Şehirde yaşayan her insan bu hafızadan nasiplenir. Bu hafıza ile yoğrulur ve hayatını devam ettirir. Her insan aynı zamanda şehrin hafızasının şekillenmesine de katkıda bulunur. Hafızayı bir yandan korur bir yandan da onu inşa eder. İnsan ve Şehir arasındaki bu karşılıklı ilişki şehir kültürünü oluşturur.

Onun için bir şehrin tarihine vâkıf olmadan, sokaklarını gezmeden, insanlarını tanımadan, kitapçılarını, bedestenini, çarşılarını, kıraathanelerini bilmeden; kısacası şehri müşahede etmeden hafızasını anlamanın imkânı yoktur. O şehre dair sosyolojik perspektif geliştirmek de ancak böyle bir ilgi ile mümkün olur.
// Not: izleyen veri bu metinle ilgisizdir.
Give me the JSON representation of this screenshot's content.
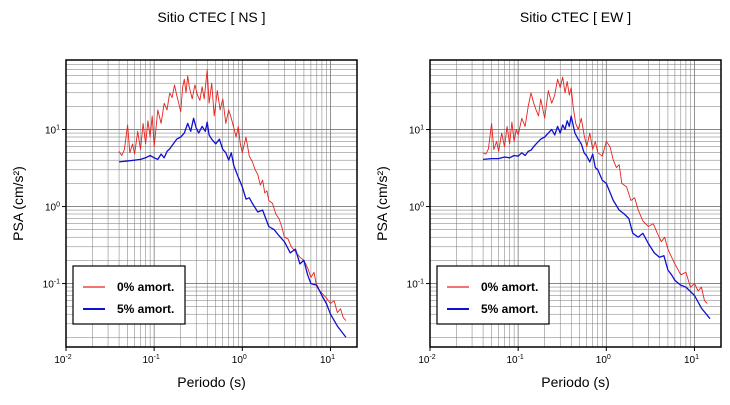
{
  "chart_data": [
    {
      "type": "line",
      "title": "Sitio CTEC [ NS ]",
      "xlabel": "Periodo (s)",
      "ylabel": "PSA (cm/s²)",
      "xscale": "log",
      "yscale": "log",
      "xlim": [
        0.01,
        20
      ],
      "ylim": [
        0.015,
        80
      ],
      "xticks": [
        {
          "v": 0.01,
          "base": "10",
          "exp": "-2"
        },
        {
          "v": 0.1,
          "base": "10",
          "exp": "-1"
        },
        {
          "v": 1,
          "base": "10",
          "exp": "0"
        },
        {
          "v": 10,
          "base": "10",
          "exp": "1"
        }
      ],
      "yticks": [
        {
          "v": 0.1,
          "base": "10",
          "exp": "-1"
        },
        {
          "v": 1,
          "base": "10",
          "exp": "0"
        },
        {
          "v": 10,
          "base": "10",
          "exp": "1"
        }
      ],
      "grid": true,
      "legend_position": "bottom-left",
      "series": [
        {
          "name": "0% amort.",
          "color": "#e8231e",
          "x": [
            0.04,
            0.043,
            0.046,
            0.05,
            0.053,
            0.057,
            0.06,
            0.065,
            0.07,
            0.075,
            0.08,
            0.085,
            0.09,
            0.095,
            0.1,
            0.11,
            0.12,
            0.13,
            0.14,
            0.15,
            0.16,
            0.17,
            0.18,
            0.19,
            0.2,
            0.21,
            0.22,
            0.23,
            0.24,
            0.25,
            0.27,
            0.29,
            0.31,
            0.33,
            0.35,
            0.37,
            0.4,
            0.42,
            0.45,
            0.48,
            0.52,
            0.56,
            0.6,
            0.65,
            0.7,
            0.75,
            0.8,
            0.85,
            0.9,
            0.95,
            1.0,
            1.1,
            1.2,
            1.3,
            1.4,
            1.5,
            1.6,
            1.7,
            1.8,
            1.9,
            2.0,
            2.2,
            2.4,
            2.6,
            2.8,
            3.0,
            3.3,
            3.6,
            4.0,
            4.5,
            5.0,
            5.5,
            6.0,
            6.5,
            7.0,
            8.0,
            9.0,
            10.0,
            11.0,
            12.0,
            13.0,
            14.0,
            15.0
          ],
          "y": [
            5.2,
            4.6,
            5.5,
            11.5,
            5.0,
            6.5,
            4.8,
            9.5,
            5.5,
            12.0,
            6.5,
            13.0,
            8.0,
            15.0,
            6.0,
            18.0,
            12.0,
            22.0,
            18.0,
            30.0,
            26.0,
            38.0,
            28.0,
            22.0,
            17.0,
            35.0,
            45.0,
            30.0,
            50.0,
            36.0,
            25.0,
            38.0,
            28.0,
            24.0,
            36.0,
            25.0,
            60.0,
            22.0,
            40.0,
            15.0,
            32.0,
            18.0,
            25.0,
            12.0,
            18.0,
            14.0,
            10.5,
            8.0,
            11.0,
            6.5,
            5.0,
            8.0,
            4.5,
            3.8,
            3.0,
            2.6,
            1.9,
            2.2,
            1.5,
            1.6,
            1.2,
            1.1,
            0.8,
            0.7,
            0.55,
            0.4,
            0.38,
            0.3,
            0.26,
            0.22,
            0.2,
            0.16,
            0.12,
            0.14,
            0.09,
            0.075,
            0.065,
            0.055,
            0.06,
            0.042,
            0.047,
            0.036,
            0.033
          ]
        },
        {
          "name": "5% amort.",
          "color": "#1010d0",
          "x": [
            0.04,
            0.05,
            0.06,
            0.07,
            0.08,
            0.09,
            0.1,
            0.11,
            0.12,
            0.13,
            0.14,
            0.15,
            0.16,
            0.18,
            0.2,
            0.22,
            0.24,
            0.26,
            0.28,
            0.3,
            0.32,
            0.35,
            0.38,
            0.4,
            0.42,
            0.45,
            0.5,
            0.55,
            0.6,
            0.65,
            0.7,
            0.75,
            0.8,
            0.9,
            1.0,
            1.1,
            1.2,
            1.3,
            1.5,
            1.7,
            2.0,
            2.3,
            2.6,
            3.0,
            3.5,
            4.0,
            4.5,
            5.0,
            5.5,
            6.0,
            7.0,
            8.0,
            9.0,
            10.0,
            12.0,
            15.0
          ],
          "y": [
            3.8,
            3.9,
            4.0,
            4.1,
            4.3,
            4.6,
            4.3,
            4.1,
            4.8,
            4.3,
            5.2,
            5.6,
            6.2,
            7.5,
            8.0,
            9.0,
            12.0,
            9.5,
            14.0,
            10.5,
            9.0,
            11.0,
            9.5,
            12.5,
            8.5,
            7.5,
            6.5,
            7.5,
            5.5,
            5.0,
            4.0,
            5.0,
            3.4,
            2.4,
            1.8,
            1.25,
            1.3,
            1.1,
            0.85,
            0.9,
            0.55,
            0.5,
            0.42,
            0.35,
            0.25,
            0.28,
            0.18,
            0.2,
            0.13,
            0.1,
            0.095,
            0.07,
            0.055,
            0.04,
            0.028,
            0.02
          ]
        }
      ]
    },
    {
      "type": "line",
      "title": "Sitio CTEC [ EW ]",
      "xlabel": "Periodo (s)",
      "ylabel": "PSA (cm/s²)",
      "xscale": "log",
      "yscale": "log",
      "xlim": [
        0.01,
        20
      ],
      "ylim": [
        0.015,
        80
      ],
      "xticks": [
        {
          "v": 0.01,
          "base": "10",
          "exp": "-2"
        },
        {
          "v": 0.1,
          "base": "10",
          "exp": "-1"
        },
        {
          "v": 1,
          "base": "10",
          "exp": "0"
        },
        {
          "v": 10,
          "base": "10",
          "exp": "1"
        }
      ],
      "yticks": [
        {
          "v": 0.1,
          "base": "10",
          "exp": "-1"
        },
        {
          "v": 1,
          "base": "10",
          "exp": "0"
        },
        {
          "v": 10,
          "base": "10",
          "exp": "1"
        }
      ],
      "grid": true,
      "legend_position": "bottom-left",
      "series": [
        {
          "name": "0% amort.",
          "color": "#e8231e",
          "x": [
            0.04,
            0.043,
            0.046,
            0.05,
            0.053,
            0.057,
            0.06,
            0.065,
            0.07,
            0.075,
            0.08,
            0.085,
            0.09,
            0.095,
            0.1,
            0.11,
            0.12,
            0.13,
            0.14,
            0.15,
            0.16,
            0.17,
            0.18,
            0.2,
            0.22,
            0.24,
            0.26,
            0.28,
            0.3,
            0.32,
            0.34,
            0.36,
            0.38,
            0.4,
            0.42,
            0.45,
            0.48,
            0.52,
            0.56,
            0.6,
            0.65,
            0.7,
            0.75,
            0.8,
            0.9,
            1.0,
            1.1,
            1.2,
            1.3,
            1.4,
            1.5,
            1.7,
            1.9,
            2.1,
            2.3,
            2.6,
            3.0,
            3.4,
            3.8,
            4.2,
            4.6,
            5.0,
            5.5,
            6.0,
            7.0,
            8.0,
            9.0,
            10.0,
            11.0,
            12.0,
            13.0,
            14.0
          ],
          "y": [
            5.0,
            4.8,
            5.6,
            12.0,
            5.5,
            7.0,
            5.2,
            9.0,
            6.0,
            11.0,
            6.5,
            12.5,
            7.0,
            10.0,
            8.5,
            14.0,
            11.0,
            20.0,
            30.0,
            22.0,
            18.0,
            15.0,
            25.0,
            14.0,
            32.0,
            22.0,
            28.0,
            45.0,
            35.0,
            48.0,
            30.0,
            42.0,
            28.0,
            35.0,
            20.0,
            12.0,
            10.0,
            14.0,
            8.5,
            6.0,
            9.0,
            5.5,
            7.0,
            5.0,
            4.5,
            7.0,
            6.0,
            4.0,
            3.2,
            3.5,
            2.0,
            1.8,
            1.2,
            1.3,
            0.9,
            0.65,
            0.55,
            0.6,
            0.45,
            0.35,
            0.4,
            0.28,
            0.22,
            0.18,
            0.13,
            0.14,
            0.09,
            0.1,
            0.08,
            0.09,
            0.06,
            0.055
          ]
        },
        {
          "name": "5% amort.",
          "color": "#1010d0",
          "x": [
            0.04,
            0.05,
            0.06,
            0.07,
            0.08,
            0.09,
            0.1,
            0.11,
            0.12,
            0.13,
            0.14,
            0.15,
            0.16,
            0.18,
            0.2,
            0.22,
            0.24,
            0.26,
            0.28,
            0.3,
            0.32,
            0.34,
            0.36,
            0.38,
            0.4,
            0.44,
            0.48,
            0.52,
            0.56,
            0.6,
            0.65,
            0.7,
            0.75,
            0.8,
            0.9,
            1.0,
            1.2,
            1.4,
            1.6,
            1.8,
            2.0,
            2.3,
            2.6,
            3.0,
            3.5,
            4.0,
            4.5,
            5.0,
            5.5,
            6.0,
            7.0,
            8.0,
            10.0,
            12.0,
            15.0
          ],
          "y": [
            4.1,
            4.2,
            4.2,
            4.4,
            4.3,
            4.6,
            4.5,
            5.0,
            4.6,
            5.2,
            5.4,
            6.0,
            6.5,
            7.5,
            8.0,
            9.0,
            10.0,
            8.5,
            11.0,
            9.0,
            11.5,
            10.0,
            13.0,
            11.0,
            15.0,
            9.0,
            7.5,
            6.5,
            5.0,
            4.5,
            3.8,
            4.8,
            3.2,
            3.0,
            2.2,
            2.0,
            1.2,
            0.9,
            0.8,
            0.7,
            0.45,
            0.4,
            0.45,
            0.33,
            0.25,
            0.22,
            0.23,
            0.15,
            0.13,
            0.11,
            0.095,
            0.09,
            0.07,
            0.048,
            0.035
          ]
        }
      ]
    }
  ]
}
Gaziantep’in tarihi, kültürel ve sosyal hafızasının uzun soluklu bir çalışmayla ele alındığı Gaziantep Kütüğü için çalışmalar başlatılmalıdır.

Şeriyye Sicilleri (Mahkeme Tutanakları), yazma, matbu eserler ve şifahi bilgiler ışığında Gaziantep’in tarihi, kültürel ve sosyal hafızası oluşturulacak kaynak eser niteliğinde olmalıdır.

Şehirlerin sadece bir imparatorluğun veya bir medeniyetin biçimini değil, dünyanın ve küreselleşme olgusunun biçimini de belirliyor.

“Şehirler dönüşüp değişirken ve tarihçiler ve edebiyatçılar boş durmayarak memleketin o ‘an’a, o güne, o zamana ait görünümlerini, güzelliklerini kayda geçiriyorlar. Şehirler, insanların sosyal, kültürel, siyasal ve iktisadi anlamda büyük izler bıraktıkları, büyük üretimler yaptıkları, medeniyet kurup, medeniyet yıktıkları yerleşim alanlarıdır. Şehirler, tarihe şahitlik yapan, tarih yazan/yazdıran merkezlerdir. Şehirlerin insanlar gibi refleksleri vardır. Şehirlerin hafızası neye kurgulanıyorsa, medeniyetlerin, dolayısıyla, küreselleşmenin biçimi de ona göre şekillenmektedir. Dolayısıyla şehirlerle ilgili araştırmaların kıymeti de yükselişe geçmiştir.

“Gaziantep’in tarihi, sosyal ve kültürel hafızasını günümüze taşıyacak olan ‘Gaziantep Kütüğü’ geçmişimize ışık tutması ve tarihin gelecek nesillere aktarılması açısından çok önemli bir yapıt olacaktır.